Mr. Elias said that after division staff expressed concerns, the head of the division, Makan Delrahim, held an all-staff meeting in September and “acknowledged that the investigations were motivated by the fact that the cannabis industry is unpopular ‘on the fifth floor,’ a reference to Attorney General Barr’s offices in the D.O.J. headquarters building.”

He added, “Personal dislike of the industry is not a proper basis upon which to ground an antitrust investigation.”

Mr. Elias’s statement also portrayed an antitrust review of a deal struck by four major automakers with the State of California to voluntarily continue to improve fuel efficiency and reduce emissions on new cars, despite the Trump administration’s rollback of federal standards, as politically motivated rather than grounded in the facts and the law.

Mr. Trump had attacked the deal on Twitter, and the division began its review without going through normal procedures, Mr. Elias said.

“The day after the tweets, antitrust division political leadership instructed staff to initiate an investigation that day,” he wrote.

Asked for a response, another Justice Department official familiar with the inquiry argued that it was opened because of news reporting that the companies had come to an arrangement between themselves, which created potential antitrust concerns, not because Mr. Trump was angry.

Mr. Elias also said the department had all the information it needed to close the investigation without action in November, but “the political leadership” then asked them to examine California’s announcement that it would only buy cars that met the standards — a dubious basis for an antitrust inquiry, he said, since the state buys fewer than 2,700 vehicles a year, a tiny slice of the market — to keep the inquiry going until February.
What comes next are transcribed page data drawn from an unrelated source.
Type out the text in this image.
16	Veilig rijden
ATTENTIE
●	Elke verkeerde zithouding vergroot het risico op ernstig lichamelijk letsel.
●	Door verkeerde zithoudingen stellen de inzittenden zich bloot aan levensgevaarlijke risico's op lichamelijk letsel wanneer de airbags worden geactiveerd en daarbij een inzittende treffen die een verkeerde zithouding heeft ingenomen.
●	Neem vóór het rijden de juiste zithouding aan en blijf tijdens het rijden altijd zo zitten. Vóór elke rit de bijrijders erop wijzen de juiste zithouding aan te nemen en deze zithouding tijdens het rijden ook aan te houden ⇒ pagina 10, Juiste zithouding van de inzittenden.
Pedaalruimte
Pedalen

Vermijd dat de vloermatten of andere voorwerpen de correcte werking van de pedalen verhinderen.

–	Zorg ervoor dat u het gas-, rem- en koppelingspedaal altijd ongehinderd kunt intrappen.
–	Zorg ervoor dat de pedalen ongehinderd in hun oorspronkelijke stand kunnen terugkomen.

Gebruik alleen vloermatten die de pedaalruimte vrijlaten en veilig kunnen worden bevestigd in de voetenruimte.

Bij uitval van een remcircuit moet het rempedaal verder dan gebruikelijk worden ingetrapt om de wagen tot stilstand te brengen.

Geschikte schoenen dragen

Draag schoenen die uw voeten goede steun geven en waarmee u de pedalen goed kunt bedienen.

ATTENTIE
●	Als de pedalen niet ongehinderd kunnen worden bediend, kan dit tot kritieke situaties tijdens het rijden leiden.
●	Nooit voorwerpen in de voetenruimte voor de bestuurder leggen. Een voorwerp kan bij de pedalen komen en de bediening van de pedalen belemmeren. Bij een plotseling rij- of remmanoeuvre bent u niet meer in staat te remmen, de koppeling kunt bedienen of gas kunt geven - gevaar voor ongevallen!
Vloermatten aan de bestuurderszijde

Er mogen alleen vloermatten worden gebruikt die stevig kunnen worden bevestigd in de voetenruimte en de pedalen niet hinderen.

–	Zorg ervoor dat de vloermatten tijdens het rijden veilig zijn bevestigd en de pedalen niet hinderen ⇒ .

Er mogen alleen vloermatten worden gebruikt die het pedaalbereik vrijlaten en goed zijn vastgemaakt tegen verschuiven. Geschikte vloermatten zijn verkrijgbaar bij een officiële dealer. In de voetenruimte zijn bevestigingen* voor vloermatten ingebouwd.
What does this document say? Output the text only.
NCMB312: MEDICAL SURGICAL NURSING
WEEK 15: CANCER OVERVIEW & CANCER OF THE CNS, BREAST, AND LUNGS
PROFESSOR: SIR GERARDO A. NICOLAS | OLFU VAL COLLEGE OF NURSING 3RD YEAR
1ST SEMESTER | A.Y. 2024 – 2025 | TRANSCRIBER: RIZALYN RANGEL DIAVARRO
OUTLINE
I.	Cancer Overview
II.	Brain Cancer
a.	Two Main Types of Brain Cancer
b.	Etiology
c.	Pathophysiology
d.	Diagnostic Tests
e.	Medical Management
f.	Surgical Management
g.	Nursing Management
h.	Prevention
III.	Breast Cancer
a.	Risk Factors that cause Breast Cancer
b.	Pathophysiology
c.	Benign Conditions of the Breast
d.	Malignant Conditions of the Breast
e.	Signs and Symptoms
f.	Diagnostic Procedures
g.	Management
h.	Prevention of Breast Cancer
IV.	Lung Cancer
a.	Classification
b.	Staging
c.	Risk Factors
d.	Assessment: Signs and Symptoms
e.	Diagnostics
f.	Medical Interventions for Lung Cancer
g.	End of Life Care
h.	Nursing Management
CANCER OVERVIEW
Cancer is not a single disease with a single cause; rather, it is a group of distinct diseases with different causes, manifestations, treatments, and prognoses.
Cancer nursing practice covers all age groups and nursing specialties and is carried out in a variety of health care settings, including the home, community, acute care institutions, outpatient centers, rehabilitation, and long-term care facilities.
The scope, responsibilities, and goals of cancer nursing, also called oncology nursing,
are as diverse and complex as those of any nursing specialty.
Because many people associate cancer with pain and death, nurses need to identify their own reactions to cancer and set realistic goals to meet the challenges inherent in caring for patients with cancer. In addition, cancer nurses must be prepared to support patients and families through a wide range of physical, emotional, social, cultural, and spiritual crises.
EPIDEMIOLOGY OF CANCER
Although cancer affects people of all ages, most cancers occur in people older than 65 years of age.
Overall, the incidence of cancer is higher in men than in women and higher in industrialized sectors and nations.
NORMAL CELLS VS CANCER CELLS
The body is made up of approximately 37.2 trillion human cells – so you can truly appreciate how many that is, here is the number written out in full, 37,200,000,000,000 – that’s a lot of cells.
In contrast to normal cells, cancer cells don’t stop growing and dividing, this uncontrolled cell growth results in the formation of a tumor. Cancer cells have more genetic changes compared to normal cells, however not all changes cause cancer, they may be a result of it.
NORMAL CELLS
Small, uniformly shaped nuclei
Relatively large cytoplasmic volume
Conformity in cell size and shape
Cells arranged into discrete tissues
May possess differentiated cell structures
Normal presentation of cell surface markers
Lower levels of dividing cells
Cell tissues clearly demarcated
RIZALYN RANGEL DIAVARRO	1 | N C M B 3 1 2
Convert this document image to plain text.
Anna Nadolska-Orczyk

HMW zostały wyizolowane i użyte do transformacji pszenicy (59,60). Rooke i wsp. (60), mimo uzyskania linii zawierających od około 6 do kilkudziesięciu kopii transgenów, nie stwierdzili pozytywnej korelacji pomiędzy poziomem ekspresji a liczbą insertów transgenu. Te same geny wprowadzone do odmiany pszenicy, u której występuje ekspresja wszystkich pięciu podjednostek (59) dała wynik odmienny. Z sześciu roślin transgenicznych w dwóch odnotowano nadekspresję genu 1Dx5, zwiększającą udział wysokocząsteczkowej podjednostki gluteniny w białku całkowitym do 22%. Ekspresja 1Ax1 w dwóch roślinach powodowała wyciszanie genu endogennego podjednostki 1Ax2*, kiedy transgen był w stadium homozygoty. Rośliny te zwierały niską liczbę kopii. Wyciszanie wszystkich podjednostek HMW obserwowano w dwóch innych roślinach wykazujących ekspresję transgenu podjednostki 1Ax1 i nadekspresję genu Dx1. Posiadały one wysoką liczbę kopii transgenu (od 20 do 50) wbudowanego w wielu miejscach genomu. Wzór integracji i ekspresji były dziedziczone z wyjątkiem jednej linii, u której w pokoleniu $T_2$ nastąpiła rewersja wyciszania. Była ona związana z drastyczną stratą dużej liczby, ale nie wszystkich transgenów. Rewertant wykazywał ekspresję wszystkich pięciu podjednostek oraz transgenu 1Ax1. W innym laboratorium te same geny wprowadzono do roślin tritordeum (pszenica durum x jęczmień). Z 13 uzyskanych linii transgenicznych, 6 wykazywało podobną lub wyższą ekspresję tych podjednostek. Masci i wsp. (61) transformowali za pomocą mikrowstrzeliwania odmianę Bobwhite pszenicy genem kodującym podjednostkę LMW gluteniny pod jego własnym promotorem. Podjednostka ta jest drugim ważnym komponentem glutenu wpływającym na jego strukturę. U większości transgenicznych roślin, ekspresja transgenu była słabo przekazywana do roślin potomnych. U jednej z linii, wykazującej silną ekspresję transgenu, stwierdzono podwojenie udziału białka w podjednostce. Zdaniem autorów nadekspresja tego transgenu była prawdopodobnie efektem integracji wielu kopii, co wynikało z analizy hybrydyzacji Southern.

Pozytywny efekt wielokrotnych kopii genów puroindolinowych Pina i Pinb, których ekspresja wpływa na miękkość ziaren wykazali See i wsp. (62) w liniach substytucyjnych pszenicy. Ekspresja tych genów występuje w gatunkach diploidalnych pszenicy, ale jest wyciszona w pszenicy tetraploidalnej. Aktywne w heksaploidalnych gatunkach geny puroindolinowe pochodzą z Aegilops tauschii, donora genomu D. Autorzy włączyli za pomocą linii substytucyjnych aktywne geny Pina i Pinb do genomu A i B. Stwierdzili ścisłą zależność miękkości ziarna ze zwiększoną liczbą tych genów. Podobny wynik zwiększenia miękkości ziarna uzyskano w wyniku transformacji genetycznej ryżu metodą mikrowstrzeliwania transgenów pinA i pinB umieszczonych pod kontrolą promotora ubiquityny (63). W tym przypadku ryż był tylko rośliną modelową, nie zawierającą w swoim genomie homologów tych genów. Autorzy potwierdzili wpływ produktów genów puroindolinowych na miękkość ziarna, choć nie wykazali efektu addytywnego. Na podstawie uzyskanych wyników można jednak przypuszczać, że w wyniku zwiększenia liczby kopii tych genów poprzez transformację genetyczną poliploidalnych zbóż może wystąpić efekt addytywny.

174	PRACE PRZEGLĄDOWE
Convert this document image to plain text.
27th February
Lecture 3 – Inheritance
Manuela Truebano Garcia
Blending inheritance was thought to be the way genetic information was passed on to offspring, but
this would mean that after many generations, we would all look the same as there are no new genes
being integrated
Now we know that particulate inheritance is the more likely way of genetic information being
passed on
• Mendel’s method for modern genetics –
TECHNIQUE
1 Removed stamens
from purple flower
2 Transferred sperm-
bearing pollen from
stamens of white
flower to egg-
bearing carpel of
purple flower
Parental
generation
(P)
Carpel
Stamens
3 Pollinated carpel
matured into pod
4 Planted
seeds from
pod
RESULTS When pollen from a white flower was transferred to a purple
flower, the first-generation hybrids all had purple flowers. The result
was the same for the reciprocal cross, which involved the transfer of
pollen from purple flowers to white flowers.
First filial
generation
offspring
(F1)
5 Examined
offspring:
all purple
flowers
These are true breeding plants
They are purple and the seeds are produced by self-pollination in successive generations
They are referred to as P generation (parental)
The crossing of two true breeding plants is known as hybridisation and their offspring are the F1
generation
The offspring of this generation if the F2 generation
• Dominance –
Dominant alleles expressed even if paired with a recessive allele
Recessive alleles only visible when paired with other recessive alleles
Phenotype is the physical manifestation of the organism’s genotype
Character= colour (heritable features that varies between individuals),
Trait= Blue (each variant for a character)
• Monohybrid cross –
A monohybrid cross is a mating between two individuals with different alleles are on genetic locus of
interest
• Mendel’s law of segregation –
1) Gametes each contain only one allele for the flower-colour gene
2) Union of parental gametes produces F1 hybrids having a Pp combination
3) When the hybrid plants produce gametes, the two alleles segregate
While the testimony from the two current Justice Department officials about inside deliberation is expected to be the centerpiece of the hearing, the panel will also take testimony from two former Republican Justice Department officials from previous administrations — Donald Ayer, who was the deputy attorney general under President George Bush, and Michael Mukasey, who was the attorney general under President George W. Bush.

Mr. Ayer has been an outspoken critic of Mr. Barr, whom he served alongside. Republicans on the committee invited Mr. Mukasey.

The hearing comes amid a swirl of new questions about Mr. Barr’s actions atop the department, after he last week abruptly pushed out the federal prosecutor in Manhattan who has led several investigations into Mr. Trump’s associates. The prosecutor, Geoffrey S. Berman, initially and publicly resisted Mr. Barr’s pressure to step aside, prompting a furor among Democrats and former Justice Department officials who warned that the White House was trying to force him out because he continued to pursue sensitive cases that irked Mr. Trump.

The Judiciary Committee is in talks with Mr. Berman, but he is not expected to appear on Wednesday.

Democrats may subpoena Mr. Barr himself as soon as this week to testify. The attorney general and House Democrats have a long, difficult history going back to his handling of the Mueller report. Democrats have accused Mr. Barr of corrupting the department at Mr. Trump’s behest, infusing partisan politics into key investigations and policy decisions.

Mr. Barr has never testified before the panel, which conducts oversight of the Justice Department. Earlier attempts to schedule hearings either ended in disputes over the terms or, in one case, because of the spreading coronavirus pandemic. Even if the House issued a subpoena, chances are high that this time would be no different. Mr. Barr has said he is not free to testify as long as the pandemic is raging, and his department has a history of simply defying certain Democratic subpoenas.